Appellant J.F. Taylor, Inc. had performed cost-type contracts to provide flight simulator training and other services to the Navy for over 30 years. All agreed that the company was exceptionally successful and well managed. The dispute concerned the reasonableness of compensation paid to the CEO-founder and his four Vice Presidents—the founder’s three sons and one family friend. In 2002, the company paid the President $375,000 and the VPs $260,000 each, and other amounts thereafter. DCAA auditors challenged the payments as unreasonable. Taylor filed a claim disputing DCAA’s finding, which the contracting officer denied.
The Board decided the case under FAR 31.205-6, Compensation for Personal Services, which says that factors relevant to the reasonableness of compensation include “general conformity with the compensation practices of other firms of the same size, the compensation practices of other firms in the same industry, the compensation practices of firms in the same geographic area, the compensation practices of firms engaged in predominantly non-Government work and the cost of comparable services obtainable from outside sources.” It also provides for special consideration of owners of closely held corporations like J.F. Taylor.
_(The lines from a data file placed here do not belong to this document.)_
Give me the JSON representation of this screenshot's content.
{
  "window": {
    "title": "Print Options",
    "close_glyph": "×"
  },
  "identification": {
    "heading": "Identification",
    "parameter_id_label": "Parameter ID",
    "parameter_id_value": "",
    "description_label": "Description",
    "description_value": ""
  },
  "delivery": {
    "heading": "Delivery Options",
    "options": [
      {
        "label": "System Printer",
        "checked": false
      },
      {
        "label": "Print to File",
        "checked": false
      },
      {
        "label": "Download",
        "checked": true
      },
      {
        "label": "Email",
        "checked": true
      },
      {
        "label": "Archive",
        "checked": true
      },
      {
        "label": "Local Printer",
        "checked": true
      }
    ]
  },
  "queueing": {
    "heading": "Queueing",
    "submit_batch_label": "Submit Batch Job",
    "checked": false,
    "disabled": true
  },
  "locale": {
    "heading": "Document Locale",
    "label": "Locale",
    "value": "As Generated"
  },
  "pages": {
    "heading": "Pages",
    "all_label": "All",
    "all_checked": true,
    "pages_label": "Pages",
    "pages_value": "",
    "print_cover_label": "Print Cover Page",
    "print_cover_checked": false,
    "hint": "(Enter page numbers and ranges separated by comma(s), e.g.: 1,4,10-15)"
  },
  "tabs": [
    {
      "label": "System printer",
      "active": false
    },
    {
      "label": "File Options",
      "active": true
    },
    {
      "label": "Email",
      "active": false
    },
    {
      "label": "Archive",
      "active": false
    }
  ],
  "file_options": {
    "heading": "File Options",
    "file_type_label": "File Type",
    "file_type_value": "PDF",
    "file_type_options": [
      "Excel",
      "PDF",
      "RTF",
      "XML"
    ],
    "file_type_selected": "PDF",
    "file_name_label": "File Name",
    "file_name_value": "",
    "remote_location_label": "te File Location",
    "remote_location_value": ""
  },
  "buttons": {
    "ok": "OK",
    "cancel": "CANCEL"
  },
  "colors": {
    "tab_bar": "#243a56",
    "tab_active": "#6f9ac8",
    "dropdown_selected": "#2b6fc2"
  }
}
The Government offered proof that the DCAA auditors’ determination of reasonableness was based on averaging of amounts found in several statistical studies of executive compensation and adding a 10 percent “range of reasonableness.” The Board rejected that method because it failed to consider relevant factors set forth in Techplan Corp, ASBCA No. 41470 et al., 96-2 BCA ¶ 28,426. In J.F. Taylor, the Board held that DCAA’s method was invalid because it:
- ignored data and used an arbitrary 10 percent range of reasonableness;
- ignored differences in the sizes of the surveys on which it relied;
- incorrectly failed to consider the revenue base of the whole company;
- failed to consider the financial success of the company;
- failed to consider unique challenges in Appellant’s industry, such as the requirement for employees to hold active security clearances; and
- made other statistical and analytical errors.
The Board held that DCAA’s method was statistically incorrect and fatally flawed because it failed to consider individual circumstances relevant to Taylor’s industry, Taylor’s success in that industry, and the company’s management success. Without getting into accounting details, a company’s success or the lack of it should be a large factor in setting executive compensation. It seems remarkable that DCAA’s methodology in this case gave so little consideration to these factors, according to the Board’s decision.
The reasonableness of executive compensation is a matter to be determined on a case-by-case basis. But this decision casts doubt on DCAA’s continued use of the methodology discussed in this decision. The Board’s rejection of the DCAA’s method should result in either an appeal to the Federal Circuit or a modification of DCAA’s willingness to continue the methods rejected by the Board.